Dorothea Well, Ghana, said politicians have a duty to protect their citizens:

"First and foremost, it must be said: Policymakers can do a lot to prevent shooting sprees! It’s something they must do, even, because they have the unconditional obligation to protect the lives of their citizens. That’s why people pay taxes in the first place! Shooting sprees cause an enormous amount of public damage. So politicians shouldn’t just make it their job to monitor money and the economy; on the contrary, they must have their own people on their radar first and foremost. What good does it do to strengthen gun-control laws when they can be so easily circumvented? Those who come to commit such crimes don’t suddenly turn into killers at age 17 – rather, it is a process that starts much earlier. Politicians must support psychological awareness in terms of stronger psychological counseling in the family, school and workplace, and most of all, they must take the development of psychological problems that begin in childhood seriously. That is something that Germany suffers from. All too often, psychological problems are swept under the rug and not taken seriously! It is here that policymakers must intervene and invest – absolutely! Besides that, it wouldn’t be so terrible if guards were posted at the doors of our German schools (as is common in other countries). Politicians must be called upon to improve the atmosphere in Germany and to seriously think about what changes they can employ to take the lives of their citizens and their protection seriously."

Martin Mohr from Thailand thinks parents and the political culture are to blame:

Can politicians work to prevent such killing sprees – or are they simply powerless to stop them?
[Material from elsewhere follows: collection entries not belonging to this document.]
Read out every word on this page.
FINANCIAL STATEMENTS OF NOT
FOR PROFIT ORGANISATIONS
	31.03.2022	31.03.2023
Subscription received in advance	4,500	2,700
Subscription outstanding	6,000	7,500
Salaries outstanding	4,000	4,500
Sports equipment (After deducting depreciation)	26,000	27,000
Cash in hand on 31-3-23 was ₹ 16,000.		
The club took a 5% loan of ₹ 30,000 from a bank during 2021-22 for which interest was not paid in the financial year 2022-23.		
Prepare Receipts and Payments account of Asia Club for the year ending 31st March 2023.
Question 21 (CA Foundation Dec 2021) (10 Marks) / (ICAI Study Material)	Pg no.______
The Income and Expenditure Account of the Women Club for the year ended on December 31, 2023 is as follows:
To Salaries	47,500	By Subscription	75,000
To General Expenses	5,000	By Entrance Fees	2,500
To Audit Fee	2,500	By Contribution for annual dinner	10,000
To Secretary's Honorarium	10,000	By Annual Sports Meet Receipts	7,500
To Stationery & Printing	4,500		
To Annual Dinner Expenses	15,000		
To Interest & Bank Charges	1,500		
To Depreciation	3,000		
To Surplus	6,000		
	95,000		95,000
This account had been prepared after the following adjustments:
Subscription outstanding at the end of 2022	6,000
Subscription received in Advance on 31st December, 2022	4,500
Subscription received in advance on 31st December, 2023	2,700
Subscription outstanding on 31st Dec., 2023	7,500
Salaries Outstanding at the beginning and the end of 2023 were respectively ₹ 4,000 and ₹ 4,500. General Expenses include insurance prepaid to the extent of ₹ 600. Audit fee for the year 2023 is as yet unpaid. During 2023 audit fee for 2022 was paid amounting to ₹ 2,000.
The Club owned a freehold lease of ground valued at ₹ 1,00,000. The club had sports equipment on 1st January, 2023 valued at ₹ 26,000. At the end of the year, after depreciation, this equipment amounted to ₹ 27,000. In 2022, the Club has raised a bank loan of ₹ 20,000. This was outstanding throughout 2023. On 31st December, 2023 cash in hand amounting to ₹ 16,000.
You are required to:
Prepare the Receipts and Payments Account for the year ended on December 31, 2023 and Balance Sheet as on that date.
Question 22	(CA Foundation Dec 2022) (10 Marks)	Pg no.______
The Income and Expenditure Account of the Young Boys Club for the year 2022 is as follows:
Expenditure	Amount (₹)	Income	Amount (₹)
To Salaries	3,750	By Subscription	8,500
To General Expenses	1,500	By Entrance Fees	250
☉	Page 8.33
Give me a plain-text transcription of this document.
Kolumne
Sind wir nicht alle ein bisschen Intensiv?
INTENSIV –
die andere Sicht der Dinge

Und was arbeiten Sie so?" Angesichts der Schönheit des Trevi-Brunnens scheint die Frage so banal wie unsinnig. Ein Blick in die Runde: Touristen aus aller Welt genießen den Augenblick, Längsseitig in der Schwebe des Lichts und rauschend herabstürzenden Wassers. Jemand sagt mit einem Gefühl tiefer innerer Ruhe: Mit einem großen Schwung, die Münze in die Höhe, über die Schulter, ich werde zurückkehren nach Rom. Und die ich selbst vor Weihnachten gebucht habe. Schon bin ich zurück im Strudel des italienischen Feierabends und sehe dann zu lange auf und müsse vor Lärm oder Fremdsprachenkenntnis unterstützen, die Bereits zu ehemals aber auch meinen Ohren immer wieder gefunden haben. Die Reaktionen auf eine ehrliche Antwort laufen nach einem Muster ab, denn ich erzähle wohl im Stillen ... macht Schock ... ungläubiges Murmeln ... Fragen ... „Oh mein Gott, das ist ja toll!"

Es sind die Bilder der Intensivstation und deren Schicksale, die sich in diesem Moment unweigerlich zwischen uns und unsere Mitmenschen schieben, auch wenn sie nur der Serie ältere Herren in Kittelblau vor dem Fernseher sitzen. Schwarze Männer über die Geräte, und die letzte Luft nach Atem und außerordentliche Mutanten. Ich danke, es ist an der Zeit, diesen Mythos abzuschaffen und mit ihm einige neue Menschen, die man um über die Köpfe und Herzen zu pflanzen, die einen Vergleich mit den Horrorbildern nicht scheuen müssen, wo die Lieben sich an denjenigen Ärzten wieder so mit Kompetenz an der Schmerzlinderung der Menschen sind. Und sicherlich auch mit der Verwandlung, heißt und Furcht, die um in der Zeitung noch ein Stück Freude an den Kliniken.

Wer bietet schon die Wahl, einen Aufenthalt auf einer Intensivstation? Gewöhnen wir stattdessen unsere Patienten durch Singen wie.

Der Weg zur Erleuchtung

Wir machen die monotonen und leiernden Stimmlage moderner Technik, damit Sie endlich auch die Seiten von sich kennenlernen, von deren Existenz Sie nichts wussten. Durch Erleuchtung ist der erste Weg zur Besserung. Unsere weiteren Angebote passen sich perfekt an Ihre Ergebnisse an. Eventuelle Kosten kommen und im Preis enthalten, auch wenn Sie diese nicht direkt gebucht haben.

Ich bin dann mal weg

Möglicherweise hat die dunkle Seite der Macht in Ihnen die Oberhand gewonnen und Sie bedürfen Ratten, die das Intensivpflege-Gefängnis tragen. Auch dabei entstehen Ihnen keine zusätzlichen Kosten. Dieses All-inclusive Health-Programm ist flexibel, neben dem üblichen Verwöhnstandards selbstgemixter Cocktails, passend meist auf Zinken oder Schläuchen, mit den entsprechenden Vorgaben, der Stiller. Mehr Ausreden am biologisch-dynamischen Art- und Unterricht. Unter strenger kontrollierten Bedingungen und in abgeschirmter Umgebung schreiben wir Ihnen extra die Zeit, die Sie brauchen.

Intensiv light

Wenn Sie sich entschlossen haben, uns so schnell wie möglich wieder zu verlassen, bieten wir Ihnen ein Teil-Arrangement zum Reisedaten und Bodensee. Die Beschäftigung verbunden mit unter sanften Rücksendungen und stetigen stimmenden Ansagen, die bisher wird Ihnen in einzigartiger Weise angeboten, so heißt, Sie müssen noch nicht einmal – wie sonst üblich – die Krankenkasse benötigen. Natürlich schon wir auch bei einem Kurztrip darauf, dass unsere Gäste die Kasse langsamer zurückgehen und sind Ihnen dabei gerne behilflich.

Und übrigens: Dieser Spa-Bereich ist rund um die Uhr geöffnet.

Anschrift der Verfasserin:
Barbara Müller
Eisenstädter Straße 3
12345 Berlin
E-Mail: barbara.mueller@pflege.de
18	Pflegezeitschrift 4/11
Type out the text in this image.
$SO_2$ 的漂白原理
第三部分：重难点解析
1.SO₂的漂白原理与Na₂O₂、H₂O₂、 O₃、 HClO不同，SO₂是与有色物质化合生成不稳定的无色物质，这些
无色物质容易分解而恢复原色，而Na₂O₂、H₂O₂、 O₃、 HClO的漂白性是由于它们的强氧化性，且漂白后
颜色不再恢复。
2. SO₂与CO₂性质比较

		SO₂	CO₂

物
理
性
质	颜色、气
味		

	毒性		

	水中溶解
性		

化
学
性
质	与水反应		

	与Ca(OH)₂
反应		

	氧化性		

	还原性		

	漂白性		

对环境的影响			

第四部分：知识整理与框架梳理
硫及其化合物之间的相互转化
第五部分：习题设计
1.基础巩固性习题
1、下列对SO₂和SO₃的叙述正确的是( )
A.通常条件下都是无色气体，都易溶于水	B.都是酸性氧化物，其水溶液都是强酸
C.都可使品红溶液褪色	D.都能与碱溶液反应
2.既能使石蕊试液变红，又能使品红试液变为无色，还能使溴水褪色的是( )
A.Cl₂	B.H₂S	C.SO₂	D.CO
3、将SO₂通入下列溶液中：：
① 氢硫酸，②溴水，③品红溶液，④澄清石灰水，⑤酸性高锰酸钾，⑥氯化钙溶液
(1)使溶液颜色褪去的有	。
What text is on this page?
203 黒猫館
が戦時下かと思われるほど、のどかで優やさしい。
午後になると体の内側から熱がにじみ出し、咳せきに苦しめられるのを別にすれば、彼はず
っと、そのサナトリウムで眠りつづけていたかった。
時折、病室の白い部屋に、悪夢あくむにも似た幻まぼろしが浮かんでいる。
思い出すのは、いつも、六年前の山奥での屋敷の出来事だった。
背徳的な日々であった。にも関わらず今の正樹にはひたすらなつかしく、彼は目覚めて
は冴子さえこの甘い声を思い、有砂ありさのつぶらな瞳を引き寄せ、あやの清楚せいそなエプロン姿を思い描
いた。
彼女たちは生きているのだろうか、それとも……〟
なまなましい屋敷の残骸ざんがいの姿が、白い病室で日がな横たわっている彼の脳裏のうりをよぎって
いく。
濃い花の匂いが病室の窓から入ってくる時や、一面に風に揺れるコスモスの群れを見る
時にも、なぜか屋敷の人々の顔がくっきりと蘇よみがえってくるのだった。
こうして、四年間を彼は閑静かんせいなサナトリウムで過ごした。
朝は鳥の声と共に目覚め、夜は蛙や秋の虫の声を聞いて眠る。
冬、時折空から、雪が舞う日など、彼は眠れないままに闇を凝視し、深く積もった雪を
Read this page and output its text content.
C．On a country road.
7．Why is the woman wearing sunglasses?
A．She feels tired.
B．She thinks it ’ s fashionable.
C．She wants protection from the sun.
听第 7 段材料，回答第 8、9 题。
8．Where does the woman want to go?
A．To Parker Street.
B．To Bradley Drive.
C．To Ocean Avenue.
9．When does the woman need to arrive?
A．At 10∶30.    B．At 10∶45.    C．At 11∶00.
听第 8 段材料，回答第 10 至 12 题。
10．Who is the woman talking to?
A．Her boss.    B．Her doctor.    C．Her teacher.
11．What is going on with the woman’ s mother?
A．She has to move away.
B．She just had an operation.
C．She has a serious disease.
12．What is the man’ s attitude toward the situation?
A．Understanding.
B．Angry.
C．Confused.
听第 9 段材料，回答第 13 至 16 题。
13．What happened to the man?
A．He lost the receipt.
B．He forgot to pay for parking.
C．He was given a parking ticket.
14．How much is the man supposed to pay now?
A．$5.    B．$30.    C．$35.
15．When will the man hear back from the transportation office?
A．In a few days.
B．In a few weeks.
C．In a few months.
In a country where people even at school age are forced to comply with economic requirements and to be submissive and efficient, it’s no wonder that some can’t keep up. When unstable people are isolated from their peers, ignored, teased and mobbed, they’ll seek recognition elsewhere. And of course, they’ll come to the wrong conclusions. When the parents don’t realize what’s happening and offer nothing at home outside of "achievement, achievement, achievement," a weapons closet and a gun club, it’s no wonder that a young man would go berserk. In a country where Hartmut Mehdorn is allowed to remain head of Deutsche Bahn, where billions go to lobbyists, but where the classrooms are overcrowded, the teaching staff over-stretched and school psychologists are being cut back, it’s no wonder that this kettle would explode under pressure. Rather, it’s more astounding that this type of thing so seldom happens."

Horacio Velasco, Philippinen:

"The behavior of these people who commit killing sprees appear to resemble threshold conditions in nonlinear dynamics in which even infinitesimal variations in system state, in the presence of an appropriate amplifying environment, can lead to catastrophic or nonlinear discontinuities in system behavior. Suffice it to say in this case, if you want to avoid or minimize killing sprees, then you ought to minimize the incidence of an amplifying environment: minimize the ready availability to guns in the inappropriate contexts."

The editorial staff of ‘People and Politics’ reserves the right to shorten letters received.